Pluto New Horizons Mission Reveals a String of Mountains on the Icy Planet

Catherine Griffin
First Posted: Jul 16, 2015 06:57 AM EDT

NASA's New Horizons spacecraft made its historic flyby of Pluto on July 14. Now, it's transmitted back some of the sharpest images yet of Pluto's moon, Charon, and pictures of the icy mountains on Pluto.

"Pluto New Horizons is a true mission of exploration showing us why basic scientific research is so important," said John Grunsfeld, associate administrator for NASA's Science Mission Directorate in Washington, in a news release. "The mission has had nine years to build expectations about what we would see during closest approach to Pluto and Charon. Today, we get the first sampling of the scientific treasure collected during those critical moments and I can tell you it dramatically surpasses those high expectations."

The new images show a close-up picture of an equatorial region near the base of Pluto's bright heart-shaped feature. This reveals a mountain range with peaks jutting as high as 11,000 feet above the surface of the planet.
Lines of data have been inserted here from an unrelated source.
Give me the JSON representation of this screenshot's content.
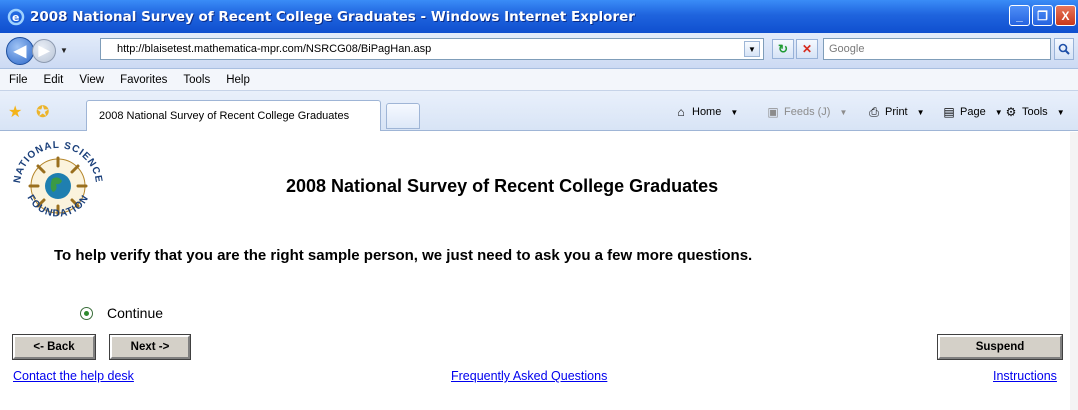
{
  "window": {
    "title": "2008 National Survey of Recent College Graduates - Windows Internet Explorer",
    "minimize": "_",
    "maximize": "❐",
    "close": "X"
  },
  "address": {
    "url": "http://blaisetest.mathematica-mpr.com/NSRCG08/BiPagHan.asp",
    "search_placeholder": "Google"
  },
  "menu": [
    "File",
    "Edit",
    "View",
    "Favorites",
    "Tools",
    "Help"
  ],
  "tabs": {
    "active_label": "2008 National Survey of Recent College Graduates"
  },
  "commands": {
    "home": "Home",
    "feeds": "Feeds (J)",
    "print": "Print",
    "page": "Page",
    "tools": "Tools"
  },
  "page": {
    "logo_text_top": "NATIONAL SCIENCE",
    "logo_text_bottom": "FOUNDATION",
    "title": "2008 National Survey of Recent College Graduates",
    "question": "To help verify that you are the right sample person, we just need to ask you a few more questions.",
    "option_label": "Continue",
    "buttons": {
      "back": "<- Back",
      "next": "Next ->",
      "suspend": "Suspend"
    },
    "links": {
      "help": "Contact the help desk",
      "faq": "Frequently Asked Questions",
      "instructions": "Instructions"
    }
  },
  "colors": {
    "titlebar": "#1f64de",
    "link": "#0000ee",
    "button_face": "#d4d0c8"
  }
}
The mountains on Pluto probably formed no more than 100 million years ago, which makes them quite young in our 4.56-billion-year-old solar system. This suggests that the close-up region, which covers about one percent of Pluto's surface, may still be geologically active today.

"This is one of the youngest surfaces we've ever seen in the solar system," said Jeff Moore of the New Horizons Geology, Geophysics and Imaging Team (GGI) at NASA's Ames Research Center.

Unlike the icy moons of giant planets, Pluto can't be heated by gravitational interactions with a much larger planetary body. This means that some other process must be generating the mountainous landscape.

The new view of Charon reveals a youthful and varied terrain. Scientists are actually surprised at the apparent lack of craters. In addition, a swath of cliffs and troughs suggests widespread fracturing of Charon's crust that's likely the result of internal geological processes.